20210621: FAA launched a new Voluntary Safety Reporting Program for those who worked in FAA’s Aviation Safety organization. The system gave employees the ability to report confidentially any safety concerns without fear of punitive action. The agency’s aviation safety workforce included about 7,400 professionals who provided oversight of airlines, manufacturers, maintenance providers, aviation medical practitioners and flight crews.

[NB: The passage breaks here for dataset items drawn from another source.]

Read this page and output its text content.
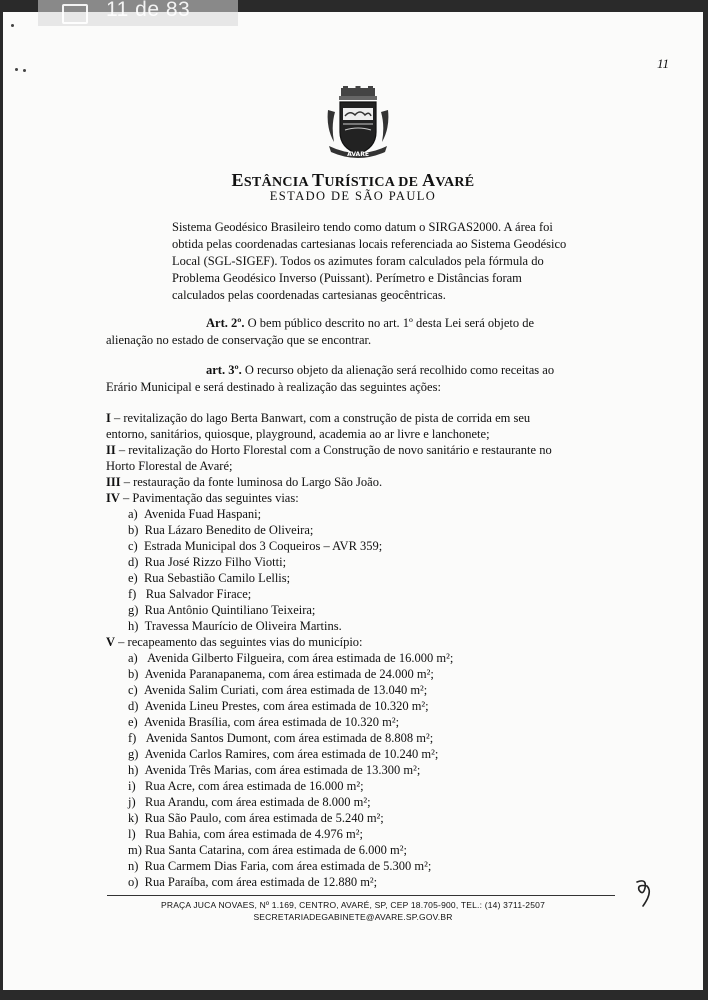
11
AVARÉ
ESTÂNCIA TURÍSTICA DE AVARÉ
ESTADO DE SÃO PAULO
Sistema Geodésico Brasileiro tendo como datum o SIRGAS2000. A área foi
obtida pelas coordenadas cartesianas locais referenciada ao Sistema Geodésico
Local (SGL-SIGEF). Todos os azimutes foram calculados pela fórmula do
Problema Geodésico Inverso (Puissant). Perímetro e Distâncias foram
calculados pelas coordenadas cartesianas geocêntricas.
Art. 2º. O bem público descrito no art. 1º desta Lei será objeto de
alienação no estado de conservação que se encontrar.
art. 3º. O recurso objeto da alienação será recolhido como receitas ao
Erário Municipal e será destinado à realização das seguintes ações:
I – revitalização do lago Berta Banwart, com a construção de pista de corrida em seu
entorno, sanitários, quiosque, playground, academia ao ar livre e lanchonete;
II – revitalização do Horto Florestal com a Construção de novo sanitário e restaurante no
Horto Florestal de Avaré;
III – restauração da fonte luminosa do Largo São João.
IV – Pavimentação das seguintes vias:
a)  Avenida Fuad Haspani;
b)  Rua Lázaro Benedito de Oliveira;
c)  Estrada Municipal dos 3 Coqueiros – AVR 359;
d)  Rua José Rizzo Filho Viotti;
e)  Rua Sebastião Camilo Lellis;
f)   Rua Salvador Firace;
g)  Rua Antônio Quintiliano Teixeira;
h)  Travessa Maurício de Oliveira Martins.
V – recapeamento das seguintes vias do município:
a)   Avenida Gilberto Filgueira, com área estimada de 16.000 m²;
b)  Avenida Paranapanema, com área estimada de 24.000 m²;
c)  Avenida Salim Curiati, com área estimada de 13.040 m²;
d)  Avenida Lineu Prestes, com área estimada de 10.320 m²;
e)  Avenida Brasília, com área estimada de 10.320 m²;
f)   Avenida Santos Dumont, com área estimada de 8.808 m²;
g)  Avenida Carlos Ramires, com área estimada de 10.240 m²;
h)  Avenida Três Marias, com área estimada de 13.300 m²;
i)   Rua Acre, com área estimada de 16.000 m²;
j)   Rua Arandu, com área estimada de 8.000 m²;
k)  Rua São Paulo, com área estimada de 5.240 m²;
l)   Rua Bahia, com área estimada de 4.976 m²;
m) Rua Santa Catarina, com área estimada de 6.000 m²;
n)  Rua Carmem Dias Faria, com área estimada de 5.300 m²;
o)  Rua Paraíba, com área estimada de 12.880 m²;
PRAÇA JUCA NOVAES, Nº 1.169, CENTRO, AVARÉ, SP, CEP 18.705-900, TEL.: (14) 3711-2507
SECRETARIADEGABINETE@AVARE.SP.GOV.BR
11 de 83
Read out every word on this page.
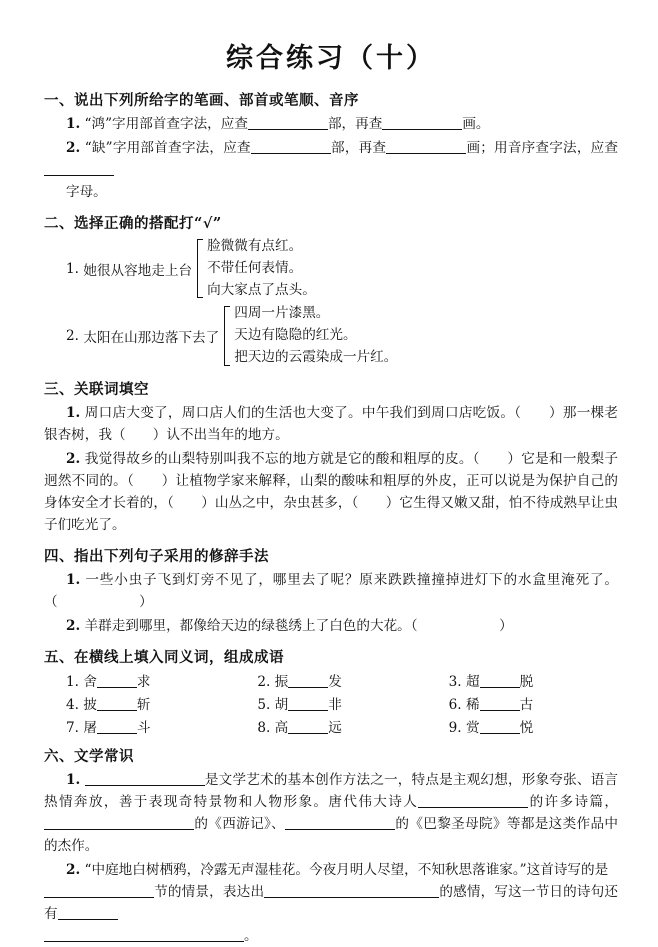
综合练习（十）
一、说出下列所给字的笔画、部首或笔顺、音序
1. “鸿”字用部首查字法，应查	部，再查	画。
2. “缺”字用部首查字法，应查	部，再查	画；用音序查字法，应查
字母。
二、选择正确的搭配打“√”
1.
她很从容地走上台
脸微微有点红。
不带任何表情。
向大家点了点头。
2.
太阳在山那边落下去了
四周一片漆黑。
天边有隐隐的红光。
把天边的云霞染成一片红。
三、关联词填空
1. 周口店大变了，周口店人们的生活也大变了。中午我们到周口店吃饭。（　　）那一棵老银杏树，我（　　）认不出当年的地方。
2. 我觉得故乡的山梨特别叫我不忘的地方就是它的酸和粗厚的皮。（　　）它是和一般梨子迥然不同的。（　　）让植物学家来解释，山梨的酸味和粗厚的外皮，正可以说是为保护自己的身体安全才长着的，（　　）山丛之中，杂虫甚多，（　　）它生得又嫩又甜，怕不待成熟早让虫子们吃光了。
四、指出下列句子采用的修辞手法
1. 一些小虫子飞到灯旁不见了，哪里去了呢？原来跌跌撞撞掉进灯下的水盒里淹死了。（　　　　　　）
2. 羊群走到哪里，都像给天边的绿毯绣上了白色的大花。（　　　　　　）
五、在横线上填入同义词，组成成语
1. 舍	求	2. 振	发	3. 超	脱
4. 披	斩	5. 胡	非	6. 稀	古
7. 屠	斗	8. 高	远	9. 赏	悦
六、文学常识
1.	是文学艺术的基本创作方法之一，特点是主观幻想，形象夸张、语言热情奔放，善于表现奇特景物和人物形象。唐代伟大诗人	的许多诗篇，的《西游记》、	的《巴黎圣母院》等都是这类作品中的杰作。
2. “中庭地白树栖鸦，冷露无声湿桂花。今夜月明人尽望，不知秋思落谁家。”这首诗写的是
节的情景，表达出	的感情，写这一节日的诗句还有
。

20210621: FAA and the Department of the Air Force signed an agreement for commercial activities at U.S. Space Force ranges. Under the agreement, the two agencies merged safety protocols at the ranges and eliminated duplicative processes and approvals. FAA accepted the Air Force’s safety rules as long if they met FAA regulations. The Air Force received FAA licensing decisions and did not impose its own requirements. The two agencies agreed to consult and coordinate actions before responding to requests and publishing safety materials.